3 Constructive Tips to Benefit from Job Jealousy

Being jealous can help you move toward your goal if you correctly deal with it. You may have felt jealous when one of your co-workers succeeded at work, whether they were able to gain an important client or the management rewarded them for their exceptional performance in front of the entire company or celebrated them in the media.



So, you are happy for their success, but you are also jealous. Don't worry, jealousy is a natural thing that we all feel from time to time, so that someone may joke to their friend saying, "I am very jealous" or "I am jealous of you."

Tania Menon and Leigh Thomson wrote in the Harvard Business Review about jealousy at work, stressing that these feelings can be harmful:

"Jealousy harms relationships, disrupts teams, undermines organizational performance, and most of all, harms its owner. When you think about another person's success, your self-esteem is shaken, and you may ignore or neglect your performance and perhaps neglect your entire career. It is challenging to deal with feelings of jealousy because it is difficult to admit that we carry such socially unacceptable feelings, which leads us to hide and deny our feelings. So, things get worse, and repressed jealousy appears clearly."

3 Constructive Tips to Benefit from Job Jealousy

Jealousy may waste yours and others' chances, so be careful dealing with it because it is a double-edged sword, it may be helpful and motivating, and it may be dangerous. So, in this article, we will give you three tips to take advantage of jealousy instead of suppressing or ignoring it:

1. Ask yourself what your jealousy is telling you

For example, if your colleague is promoted to a position much higher than you and you are not very happy with this, what does that tell you? Do you want more responsibility? Or respect? Or the position?

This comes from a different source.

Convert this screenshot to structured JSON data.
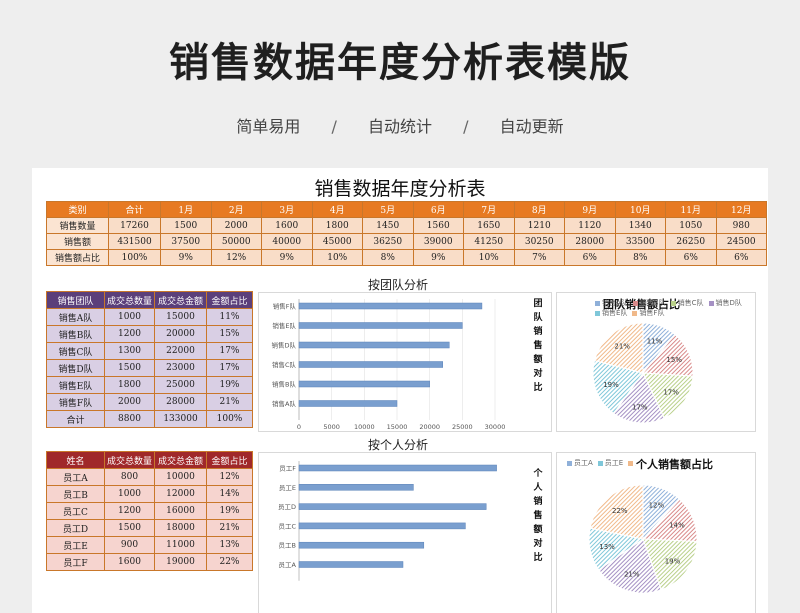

Gretchen Rubin, the author of the famous books Better Than Before, The Happiness Project, and Happier at Home, says that she was not jealous of her friends who were advancing in the legal profession; rather, they were jealous of her when she became a famous writer, and she listened to her feelings and cared about her, and this motivated her to leave the legal profession to become a very successful writer.

Then your jealousy may tell you that you have to think differently or more about your potential. There may be something you learn from the person you're jealous of. For example, you may discover that this person is not afraid to ask for help from others, which has helped them a lot to succeed, while you aren't. People love to help and build relationships, and that may strengthen your friendships and social relationships and become mutually beneficial.

Job Jealousy

2. Remember all the good in you

We usually forget all the positive aspects of our personalities and the achievements we have made when we compare ourselves to others and are jealous of them. Don't do that. Instead, consider five areas where you met or exceeded your professional goals or received positive feedback. You can also print emails that recognize your effort and hard work and occasionally refer to them. Success is based on success, and the idea is to focus on the good things because what you focus on increases.

Leadership expert Ron Ashkenas wrote in the Harvard Business Review (HBr) an article entitled "When It's Hard to Celebrate Your Colleague's Success" and said, "Don't focus on others; just focus on yourself. Although comparing yourself to others is normal and may be motivating, it often leads to jealousy, especially if you don't consider yourself, so try to measure your current progress as you were in the past."

You may be more productive than you realize, so a simple procedure like measuring achievements may change the way you think, especially when you feel jealous.

Ashkenas writes, “While identifying your emotional triggers and achievements may reduce feelings of jealousy, you may not be happy with other people's successes, and if you feel threatened every time your colleague does a good job, you can eliminate your resentment by doing one simple thing: reminding yourself of your strengths and successes.”

Read also: Solutions for Getting Rid of Your Extreme Jealousy

3. Do not deny feelings of jealousy

Belittling others and viewing them with a vindictive eye is a dangerous way of thinking that may hurt others and damage your reputation. Jealousy may cause someone to question another person's success or response, but doing so hurts both them and you. You won't improve as a person if you do this, and you won't be able to accomplish your goals.

We regrettably tend to reject and despise the value of others' enviable qualities, such as beauty or attractiveness, and we feel better by trivializing their accomplishments by saying things like, "Well, he was just lucky" or "He got that job because he was a flatterer."

Speaking in this manner casts doubt on the legitimacy of the organization as a whole, which hurts you and the organization and hinders your ability to succeed as a leader.

Jealousy is not a good emotion, so most of us automatically deny or suppress it, but by disclosing and considering it, you limit its control over you and your relationships, and you can harness it to your advantage, which benefits you, your team, and your entire organization.